Una ola que parecía indetenible, cambió el color político de
la mayoría de los gobiernos de América latina. El fuerte aliento que sopló
desde Washington le dio soporte a la llegada de Macri, Piñera, Bolsonaro y
Lenin Moreno, pero puestos los planes económicos en la cancha, ninguno de estos
gobiernos logró mejorar la vida de sus pueblos, más bien, todo lo contrario.
Tal vez
uno de los menos publicitados, fue el fracaso del gobierno chileno, que
encabezó, por segunda vez, Sebastián Piñera.
En el país trasandino, Piñera no recogió las enseñanzas de su primer mandato,
y ya está consumando otro fracaso.
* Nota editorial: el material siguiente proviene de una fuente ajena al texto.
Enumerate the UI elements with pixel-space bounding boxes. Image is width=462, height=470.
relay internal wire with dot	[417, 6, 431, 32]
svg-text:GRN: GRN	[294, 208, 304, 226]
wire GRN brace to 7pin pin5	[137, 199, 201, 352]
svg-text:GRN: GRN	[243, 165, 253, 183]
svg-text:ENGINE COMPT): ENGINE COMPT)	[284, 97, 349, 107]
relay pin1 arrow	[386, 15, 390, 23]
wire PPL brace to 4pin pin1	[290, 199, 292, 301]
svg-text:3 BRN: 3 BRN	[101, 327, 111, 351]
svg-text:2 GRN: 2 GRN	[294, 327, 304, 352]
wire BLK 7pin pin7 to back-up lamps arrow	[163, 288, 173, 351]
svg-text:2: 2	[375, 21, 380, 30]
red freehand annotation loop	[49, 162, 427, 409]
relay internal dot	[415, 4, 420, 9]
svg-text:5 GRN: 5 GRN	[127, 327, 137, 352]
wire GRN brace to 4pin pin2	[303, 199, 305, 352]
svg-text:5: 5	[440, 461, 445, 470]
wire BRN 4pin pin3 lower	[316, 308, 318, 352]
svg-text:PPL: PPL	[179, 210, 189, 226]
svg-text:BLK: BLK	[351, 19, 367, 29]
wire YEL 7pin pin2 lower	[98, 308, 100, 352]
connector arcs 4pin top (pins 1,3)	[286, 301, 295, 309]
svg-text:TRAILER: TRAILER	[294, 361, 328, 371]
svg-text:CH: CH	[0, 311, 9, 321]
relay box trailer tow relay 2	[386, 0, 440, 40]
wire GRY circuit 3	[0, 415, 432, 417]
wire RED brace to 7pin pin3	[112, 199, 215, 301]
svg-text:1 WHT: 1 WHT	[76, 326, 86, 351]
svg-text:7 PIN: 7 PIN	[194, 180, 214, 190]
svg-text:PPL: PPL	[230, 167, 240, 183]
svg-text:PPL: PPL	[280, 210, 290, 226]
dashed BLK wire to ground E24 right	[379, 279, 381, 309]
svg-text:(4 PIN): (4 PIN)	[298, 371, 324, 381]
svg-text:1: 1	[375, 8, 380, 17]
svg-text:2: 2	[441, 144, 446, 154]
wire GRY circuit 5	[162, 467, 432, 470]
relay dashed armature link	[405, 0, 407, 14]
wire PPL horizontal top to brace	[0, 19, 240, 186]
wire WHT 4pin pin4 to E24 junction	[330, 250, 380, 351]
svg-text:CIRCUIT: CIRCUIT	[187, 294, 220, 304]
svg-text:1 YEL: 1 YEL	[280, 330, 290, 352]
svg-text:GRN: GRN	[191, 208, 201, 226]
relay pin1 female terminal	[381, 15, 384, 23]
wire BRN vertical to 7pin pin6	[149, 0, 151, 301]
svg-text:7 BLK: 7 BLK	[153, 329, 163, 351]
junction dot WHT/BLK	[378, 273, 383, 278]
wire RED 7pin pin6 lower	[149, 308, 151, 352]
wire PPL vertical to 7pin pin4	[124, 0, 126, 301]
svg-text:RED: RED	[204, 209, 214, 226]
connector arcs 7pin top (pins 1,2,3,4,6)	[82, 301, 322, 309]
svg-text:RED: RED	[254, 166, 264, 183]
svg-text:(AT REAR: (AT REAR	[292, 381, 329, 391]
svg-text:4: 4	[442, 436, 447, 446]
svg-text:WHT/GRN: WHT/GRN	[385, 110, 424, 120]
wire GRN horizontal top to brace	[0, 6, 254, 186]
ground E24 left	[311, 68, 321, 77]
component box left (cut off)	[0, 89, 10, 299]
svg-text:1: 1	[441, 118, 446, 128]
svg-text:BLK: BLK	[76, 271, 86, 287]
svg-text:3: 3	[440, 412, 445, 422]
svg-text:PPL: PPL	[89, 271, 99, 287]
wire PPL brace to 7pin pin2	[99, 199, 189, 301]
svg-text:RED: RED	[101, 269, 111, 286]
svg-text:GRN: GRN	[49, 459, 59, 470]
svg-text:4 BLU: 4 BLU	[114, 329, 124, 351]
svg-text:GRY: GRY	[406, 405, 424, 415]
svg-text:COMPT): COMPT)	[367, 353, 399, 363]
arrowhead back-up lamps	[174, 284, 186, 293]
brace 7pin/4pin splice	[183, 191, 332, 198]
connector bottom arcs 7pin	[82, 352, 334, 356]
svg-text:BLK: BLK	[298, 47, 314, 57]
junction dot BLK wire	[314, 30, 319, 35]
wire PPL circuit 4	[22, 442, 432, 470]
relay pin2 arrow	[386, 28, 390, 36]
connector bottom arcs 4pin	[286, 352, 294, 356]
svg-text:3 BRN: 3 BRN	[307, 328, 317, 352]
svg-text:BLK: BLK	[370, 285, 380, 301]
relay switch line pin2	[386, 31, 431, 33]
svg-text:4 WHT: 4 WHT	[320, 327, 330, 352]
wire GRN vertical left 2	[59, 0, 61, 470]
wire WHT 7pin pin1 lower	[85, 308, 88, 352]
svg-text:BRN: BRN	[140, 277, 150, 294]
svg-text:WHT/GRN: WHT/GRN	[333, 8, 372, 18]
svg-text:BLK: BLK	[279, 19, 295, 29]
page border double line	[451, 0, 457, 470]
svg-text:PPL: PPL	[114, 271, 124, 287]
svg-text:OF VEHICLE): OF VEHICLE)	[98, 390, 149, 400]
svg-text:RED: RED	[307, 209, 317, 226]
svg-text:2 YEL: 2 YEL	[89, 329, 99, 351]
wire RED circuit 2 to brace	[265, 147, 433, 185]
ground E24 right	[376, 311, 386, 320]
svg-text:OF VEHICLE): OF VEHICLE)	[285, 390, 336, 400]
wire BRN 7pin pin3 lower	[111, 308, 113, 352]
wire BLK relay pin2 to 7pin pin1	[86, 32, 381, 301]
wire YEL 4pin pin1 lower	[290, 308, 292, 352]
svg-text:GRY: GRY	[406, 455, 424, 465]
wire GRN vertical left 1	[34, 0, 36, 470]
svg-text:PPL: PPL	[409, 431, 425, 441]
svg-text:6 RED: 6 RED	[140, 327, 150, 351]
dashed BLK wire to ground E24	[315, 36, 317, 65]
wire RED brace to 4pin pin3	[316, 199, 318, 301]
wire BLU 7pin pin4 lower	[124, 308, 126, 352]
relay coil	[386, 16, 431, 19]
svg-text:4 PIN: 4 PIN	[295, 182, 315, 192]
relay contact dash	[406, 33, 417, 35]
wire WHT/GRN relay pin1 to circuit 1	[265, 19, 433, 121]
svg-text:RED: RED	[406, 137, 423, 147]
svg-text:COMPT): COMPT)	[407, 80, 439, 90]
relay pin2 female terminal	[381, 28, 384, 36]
Si bien los números económicos son muy
superiores a los de Argentina, la curva de crecimiento chileno sufre una
abrupto bajón, ocasionado por las medidas del ministro de Economía chileno,
Felipe Larraín.
Para explicarlas las fallas, no prometen ni un
segundo semestre ni hablan de Venezuela, sino que se excusan en un
¨sobredimensionamiento¨ de las expectativas de los agentes económicos, es
decir, siempre la responsabilidad es de los otros y nunca propia.
Pese a
los sinsabores, las encuestas de opinión son parejas: la mitad de la sociedad
aprueba y la otra mitad rechaza. El problema para Piñera es que no se avizora
mejora en el corto plazo, lo que empuja al gobierno a volcarse sobre el tema
seguridad, un clásico de los gobiernos que hacen agua en lo económico. Es así,
que el problema Mapuche y la consiguiente represión, son usados para cambiar la
agenda de los temas de discusión.
Al
igual que sus colegas latinoamericanos, la fortaleza política de Piñera se basa
más en la desarticulación opositora que en la solidez propia. No se advierten
grandes movimientos que logren poner en jaque al gobierno chileno, pese a sus malos
resultados. La burocracia sindical está expectante y por ahora no se percibe un
líder que protagonice la protesta y que otorgue una esperanza que los días de
desesperanza, vayan a terminar pronto.